Does 'Popping a Pill' turn Normal into 'Abnormal'?
When does an everyday ‘problem in living’ become a mental health problem?
Posted Feb 13, 2015
It is worth considering when an everyday ‘problem in living’ becomes something that should be categorised as a mental health problem. It is a fact of life that we all have to deal with difficult life situations. Sometimes these may make us anxious or depressed, sometimes we might feel as though we are ‘unable to cope’ with these difficulties. But they are still problems that almost everyone encounters. Many people have their own strategies for coping with these problems, some get help and support from friends and family and in more severe cases perhaps seek help from their doctor or GP. However, at what point do problems of living cease to be everyday problems and become mental health problems?. In particular, we must be wary about ‘medicalising’ problems in daily living so that they become viewed as ‘abnormal’, symptoms of illness or disease, or even as characteristics of individuals who are ‘ill’ or in some way ‘second-class’.
Below are two useful examples of how everyday problems in living might become medicalised to the point where they are viewed as representing illness or disease rather than normal events of everyday living.
First, experiencing depression is the third most common reason for consulting a doctor or GP in the UK, and in order for GPs to be able to provide treatment for such individuals, there is a tendency for them to over diagnose mild or moderate depression (Middleton, Shaw, Hull & Feder, 2005). This may have contributed to the common view expressed by lay people that depression is a ‘disease’ rather than a normal consequence of everyday life stress (Lauber, Falcato, Nordt & Rossler, 2003). If lay people already view depression as a ‘disease’ or biological illness, and GPs are more than willing to diagnose it, then we run the risk of the ‘medicalisation’ of normal everyday negative emotions such as mild distress or even unhappiness.

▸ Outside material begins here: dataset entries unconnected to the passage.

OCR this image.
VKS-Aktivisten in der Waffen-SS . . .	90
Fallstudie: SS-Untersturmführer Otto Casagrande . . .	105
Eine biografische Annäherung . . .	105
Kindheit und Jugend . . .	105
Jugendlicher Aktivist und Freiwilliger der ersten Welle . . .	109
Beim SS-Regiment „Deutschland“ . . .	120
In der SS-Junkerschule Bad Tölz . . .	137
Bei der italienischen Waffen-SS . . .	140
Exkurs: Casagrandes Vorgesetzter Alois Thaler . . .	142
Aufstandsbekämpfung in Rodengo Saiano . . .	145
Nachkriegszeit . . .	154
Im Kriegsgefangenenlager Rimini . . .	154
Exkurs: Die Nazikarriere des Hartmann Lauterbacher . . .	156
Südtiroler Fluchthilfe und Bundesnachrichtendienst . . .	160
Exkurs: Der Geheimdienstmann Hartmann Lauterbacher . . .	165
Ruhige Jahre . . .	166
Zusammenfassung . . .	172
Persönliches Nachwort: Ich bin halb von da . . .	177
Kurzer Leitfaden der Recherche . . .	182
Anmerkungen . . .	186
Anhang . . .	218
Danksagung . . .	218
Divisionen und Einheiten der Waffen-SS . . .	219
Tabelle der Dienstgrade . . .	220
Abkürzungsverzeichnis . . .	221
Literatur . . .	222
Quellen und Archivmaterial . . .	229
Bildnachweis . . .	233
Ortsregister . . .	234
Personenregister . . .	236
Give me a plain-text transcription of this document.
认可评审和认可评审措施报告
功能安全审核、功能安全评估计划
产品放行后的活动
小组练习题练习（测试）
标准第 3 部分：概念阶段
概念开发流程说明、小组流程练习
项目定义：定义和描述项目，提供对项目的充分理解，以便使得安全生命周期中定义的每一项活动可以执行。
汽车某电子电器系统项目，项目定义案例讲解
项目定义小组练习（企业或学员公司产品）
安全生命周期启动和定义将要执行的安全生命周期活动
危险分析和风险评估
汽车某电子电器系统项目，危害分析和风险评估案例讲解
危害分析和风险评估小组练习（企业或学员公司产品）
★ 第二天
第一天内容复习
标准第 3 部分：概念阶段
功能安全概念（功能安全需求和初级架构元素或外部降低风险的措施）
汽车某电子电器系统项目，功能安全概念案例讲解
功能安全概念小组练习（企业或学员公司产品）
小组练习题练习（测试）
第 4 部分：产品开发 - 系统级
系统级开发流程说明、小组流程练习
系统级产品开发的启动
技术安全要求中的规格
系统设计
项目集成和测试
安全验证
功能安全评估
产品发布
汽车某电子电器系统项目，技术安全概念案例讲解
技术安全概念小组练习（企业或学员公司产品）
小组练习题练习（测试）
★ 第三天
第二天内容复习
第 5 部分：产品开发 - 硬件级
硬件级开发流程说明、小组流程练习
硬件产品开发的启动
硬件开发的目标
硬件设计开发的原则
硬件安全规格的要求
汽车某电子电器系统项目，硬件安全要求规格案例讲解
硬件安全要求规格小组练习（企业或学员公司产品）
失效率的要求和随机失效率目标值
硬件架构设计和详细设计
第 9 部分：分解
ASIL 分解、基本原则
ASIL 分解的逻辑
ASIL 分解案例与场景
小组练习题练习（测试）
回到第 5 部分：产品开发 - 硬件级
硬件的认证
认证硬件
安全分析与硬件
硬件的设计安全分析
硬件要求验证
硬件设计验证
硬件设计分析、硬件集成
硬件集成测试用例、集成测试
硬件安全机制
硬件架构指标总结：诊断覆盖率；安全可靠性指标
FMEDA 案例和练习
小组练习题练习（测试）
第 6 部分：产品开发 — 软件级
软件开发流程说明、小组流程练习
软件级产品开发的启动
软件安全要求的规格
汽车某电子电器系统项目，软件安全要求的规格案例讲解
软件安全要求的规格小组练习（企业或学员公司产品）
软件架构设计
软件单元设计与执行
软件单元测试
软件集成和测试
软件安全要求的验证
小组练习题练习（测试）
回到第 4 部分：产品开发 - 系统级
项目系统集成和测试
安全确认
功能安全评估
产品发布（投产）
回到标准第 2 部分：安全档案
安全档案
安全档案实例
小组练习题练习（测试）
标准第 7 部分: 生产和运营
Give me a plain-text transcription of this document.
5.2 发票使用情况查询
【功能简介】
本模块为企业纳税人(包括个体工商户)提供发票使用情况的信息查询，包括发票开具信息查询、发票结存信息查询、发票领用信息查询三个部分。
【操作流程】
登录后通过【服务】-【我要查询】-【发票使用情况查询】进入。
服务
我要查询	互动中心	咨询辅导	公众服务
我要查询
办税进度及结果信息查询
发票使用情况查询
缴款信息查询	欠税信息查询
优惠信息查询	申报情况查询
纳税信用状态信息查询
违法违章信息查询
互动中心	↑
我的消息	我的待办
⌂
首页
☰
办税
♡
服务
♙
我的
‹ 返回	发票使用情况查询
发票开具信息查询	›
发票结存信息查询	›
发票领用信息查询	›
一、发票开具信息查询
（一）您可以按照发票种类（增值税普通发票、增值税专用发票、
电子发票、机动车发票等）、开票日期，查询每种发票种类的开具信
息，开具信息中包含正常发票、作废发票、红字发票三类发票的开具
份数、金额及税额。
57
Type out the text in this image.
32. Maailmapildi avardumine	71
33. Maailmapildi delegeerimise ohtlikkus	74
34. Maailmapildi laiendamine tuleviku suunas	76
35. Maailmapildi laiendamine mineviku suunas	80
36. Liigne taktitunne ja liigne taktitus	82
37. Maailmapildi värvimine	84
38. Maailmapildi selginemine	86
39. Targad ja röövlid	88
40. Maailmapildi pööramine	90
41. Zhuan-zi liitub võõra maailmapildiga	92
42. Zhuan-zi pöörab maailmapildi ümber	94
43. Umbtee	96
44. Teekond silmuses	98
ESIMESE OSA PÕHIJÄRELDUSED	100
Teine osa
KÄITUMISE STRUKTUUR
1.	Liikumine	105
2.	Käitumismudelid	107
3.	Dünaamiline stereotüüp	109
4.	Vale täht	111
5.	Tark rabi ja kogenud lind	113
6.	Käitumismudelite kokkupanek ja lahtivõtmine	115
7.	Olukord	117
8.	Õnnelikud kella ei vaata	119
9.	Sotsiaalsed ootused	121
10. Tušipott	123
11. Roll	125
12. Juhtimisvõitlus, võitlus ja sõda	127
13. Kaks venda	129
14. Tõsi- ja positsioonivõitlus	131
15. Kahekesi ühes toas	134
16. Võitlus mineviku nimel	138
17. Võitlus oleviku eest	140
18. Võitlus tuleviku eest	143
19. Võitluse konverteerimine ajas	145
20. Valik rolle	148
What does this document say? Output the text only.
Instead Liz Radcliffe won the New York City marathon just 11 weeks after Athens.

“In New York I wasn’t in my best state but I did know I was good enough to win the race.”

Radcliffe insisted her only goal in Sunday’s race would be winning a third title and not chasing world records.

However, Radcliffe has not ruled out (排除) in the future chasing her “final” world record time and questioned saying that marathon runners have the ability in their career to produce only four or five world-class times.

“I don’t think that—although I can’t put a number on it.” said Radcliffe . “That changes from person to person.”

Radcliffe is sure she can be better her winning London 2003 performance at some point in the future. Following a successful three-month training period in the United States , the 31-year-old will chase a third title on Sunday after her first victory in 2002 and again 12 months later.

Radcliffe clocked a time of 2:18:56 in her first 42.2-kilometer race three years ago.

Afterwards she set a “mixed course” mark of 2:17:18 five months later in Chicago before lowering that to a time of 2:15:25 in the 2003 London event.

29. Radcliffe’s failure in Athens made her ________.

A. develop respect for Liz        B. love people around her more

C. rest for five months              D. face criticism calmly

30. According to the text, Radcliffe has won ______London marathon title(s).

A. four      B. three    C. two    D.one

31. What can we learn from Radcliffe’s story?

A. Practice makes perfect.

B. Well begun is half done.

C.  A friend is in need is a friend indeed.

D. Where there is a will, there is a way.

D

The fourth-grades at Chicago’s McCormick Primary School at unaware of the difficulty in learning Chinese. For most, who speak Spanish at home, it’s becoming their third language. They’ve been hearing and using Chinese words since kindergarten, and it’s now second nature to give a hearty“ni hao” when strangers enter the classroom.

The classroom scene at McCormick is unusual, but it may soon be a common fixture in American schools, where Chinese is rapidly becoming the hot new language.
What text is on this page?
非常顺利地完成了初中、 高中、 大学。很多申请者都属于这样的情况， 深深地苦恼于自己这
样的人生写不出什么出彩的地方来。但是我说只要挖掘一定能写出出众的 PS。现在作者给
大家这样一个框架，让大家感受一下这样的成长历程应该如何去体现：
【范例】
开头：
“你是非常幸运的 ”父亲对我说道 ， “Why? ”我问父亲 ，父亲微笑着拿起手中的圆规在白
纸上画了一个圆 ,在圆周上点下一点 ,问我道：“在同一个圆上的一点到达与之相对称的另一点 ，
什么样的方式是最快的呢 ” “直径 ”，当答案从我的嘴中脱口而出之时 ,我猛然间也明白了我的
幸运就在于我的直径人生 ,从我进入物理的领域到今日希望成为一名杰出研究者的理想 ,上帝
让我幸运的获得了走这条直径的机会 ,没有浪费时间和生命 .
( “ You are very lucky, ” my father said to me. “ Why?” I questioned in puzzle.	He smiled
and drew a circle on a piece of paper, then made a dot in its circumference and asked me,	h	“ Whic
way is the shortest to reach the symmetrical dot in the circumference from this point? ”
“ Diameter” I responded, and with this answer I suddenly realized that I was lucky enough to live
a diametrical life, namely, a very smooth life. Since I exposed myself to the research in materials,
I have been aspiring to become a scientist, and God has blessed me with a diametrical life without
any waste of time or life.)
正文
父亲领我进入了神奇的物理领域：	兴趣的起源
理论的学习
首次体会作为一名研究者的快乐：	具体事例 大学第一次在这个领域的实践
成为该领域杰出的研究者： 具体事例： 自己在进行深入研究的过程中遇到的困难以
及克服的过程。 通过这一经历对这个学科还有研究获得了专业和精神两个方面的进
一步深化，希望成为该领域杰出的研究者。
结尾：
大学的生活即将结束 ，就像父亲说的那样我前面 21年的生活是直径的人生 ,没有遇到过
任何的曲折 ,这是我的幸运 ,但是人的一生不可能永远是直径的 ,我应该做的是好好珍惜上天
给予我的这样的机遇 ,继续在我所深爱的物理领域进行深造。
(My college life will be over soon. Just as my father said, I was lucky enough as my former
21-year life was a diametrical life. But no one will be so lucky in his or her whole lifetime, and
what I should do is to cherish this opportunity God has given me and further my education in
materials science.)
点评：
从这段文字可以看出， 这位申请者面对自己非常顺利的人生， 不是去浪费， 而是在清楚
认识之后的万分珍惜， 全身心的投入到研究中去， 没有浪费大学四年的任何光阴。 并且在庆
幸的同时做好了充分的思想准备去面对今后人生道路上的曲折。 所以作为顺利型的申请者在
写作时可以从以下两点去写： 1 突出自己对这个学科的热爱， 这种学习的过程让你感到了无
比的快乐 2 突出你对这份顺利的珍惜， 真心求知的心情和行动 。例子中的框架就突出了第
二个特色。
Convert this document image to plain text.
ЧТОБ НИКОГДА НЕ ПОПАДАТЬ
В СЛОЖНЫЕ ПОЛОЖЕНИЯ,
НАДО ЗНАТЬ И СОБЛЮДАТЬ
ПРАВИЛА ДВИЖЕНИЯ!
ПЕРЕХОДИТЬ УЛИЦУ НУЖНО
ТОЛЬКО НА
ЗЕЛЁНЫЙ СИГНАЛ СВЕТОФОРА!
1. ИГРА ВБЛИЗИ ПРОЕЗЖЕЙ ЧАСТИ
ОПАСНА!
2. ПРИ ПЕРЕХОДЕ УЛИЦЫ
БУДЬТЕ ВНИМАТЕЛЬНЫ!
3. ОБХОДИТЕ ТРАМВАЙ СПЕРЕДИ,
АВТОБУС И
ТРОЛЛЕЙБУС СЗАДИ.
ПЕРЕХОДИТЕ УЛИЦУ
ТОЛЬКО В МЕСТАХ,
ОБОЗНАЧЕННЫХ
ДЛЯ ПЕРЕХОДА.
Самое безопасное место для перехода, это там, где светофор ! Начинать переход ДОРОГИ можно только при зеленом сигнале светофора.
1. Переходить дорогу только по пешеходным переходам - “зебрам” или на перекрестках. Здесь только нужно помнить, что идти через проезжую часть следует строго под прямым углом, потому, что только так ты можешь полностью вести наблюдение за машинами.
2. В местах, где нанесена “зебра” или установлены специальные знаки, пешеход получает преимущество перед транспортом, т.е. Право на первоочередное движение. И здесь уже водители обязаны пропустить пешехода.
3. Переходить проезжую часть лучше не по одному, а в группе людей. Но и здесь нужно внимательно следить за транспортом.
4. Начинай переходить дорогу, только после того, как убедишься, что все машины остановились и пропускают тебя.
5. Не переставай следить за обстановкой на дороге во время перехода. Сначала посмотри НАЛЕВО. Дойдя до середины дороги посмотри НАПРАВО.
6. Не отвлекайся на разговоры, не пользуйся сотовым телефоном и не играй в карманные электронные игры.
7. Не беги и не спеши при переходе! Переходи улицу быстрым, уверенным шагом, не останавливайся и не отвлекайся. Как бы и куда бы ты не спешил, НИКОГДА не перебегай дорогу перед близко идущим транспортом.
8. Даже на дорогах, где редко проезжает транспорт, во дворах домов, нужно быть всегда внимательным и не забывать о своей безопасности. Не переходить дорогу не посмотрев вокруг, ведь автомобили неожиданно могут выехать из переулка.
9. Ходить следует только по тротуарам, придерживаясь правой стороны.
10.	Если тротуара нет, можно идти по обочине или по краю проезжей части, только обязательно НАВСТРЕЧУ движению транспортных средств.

Second, some clinical researchers have argued that the medical pharmaceutical industry in particular has attempted to manipulate women’s beliefs about their sexuality in order to sell their products (Moynihan, 2003). Some drug companies claim that sexual desire problems affect up to 43% of American women (Moynihan, 2003), and can be successfully treated with, for example, hormone patches. However, others claim that this figure is highly improbable and includes women who are quite happy with their reduced level of sexual interest (Bancroft, Loftus & Long, 2003). Tiefer (2006) lists a number of processes that have been used either wittingly or unwittingly in the past to ‘medicalise’ what many see as normal sexual functioning—especially the normal lowering of sexual desire found in women during the menopause. These include (1) taking a normal function and implying that there is something wrong with it and it should be treated (e.g. implying that there is something abnormal about the female menopause, when it is a perfectly normal biological process), (2) imputing suffering that is not necessarily there (i.e. implying that individuals who lack sexual desire are ‘suffering’ as a result), (3) defining as large a proportion of the population as possible as suffering from the ‘disease’, (4) defining a condition as a ‘deficiency’, disease or disease of hormonal imbalance (e.g. implying that women experiencing the menopause have a ‘deficiency’ or sexual hormones), and (5) taking a common symptom that could mean anything and making it sound as if it is a sign of a serious disease (e.g. implying that lack of sexual desire is a symptom of underlying dysfunction). While sexual dysfunctions are sometimes caused by medical conditions, lack of sexual desire and interest is itself often portrayed as a medical condition in need of treatment. Yet a reduction in sexual interest and desire can be a healthy and adaptive response to normal changes in body chemistry or as a normal reaction to adverse life stressors or relationship changes. ‘Medicalising’ symptoms in this way leads to us viewing what are normal everyday symptoms and experiences as examples of dysfunction or psychopathology.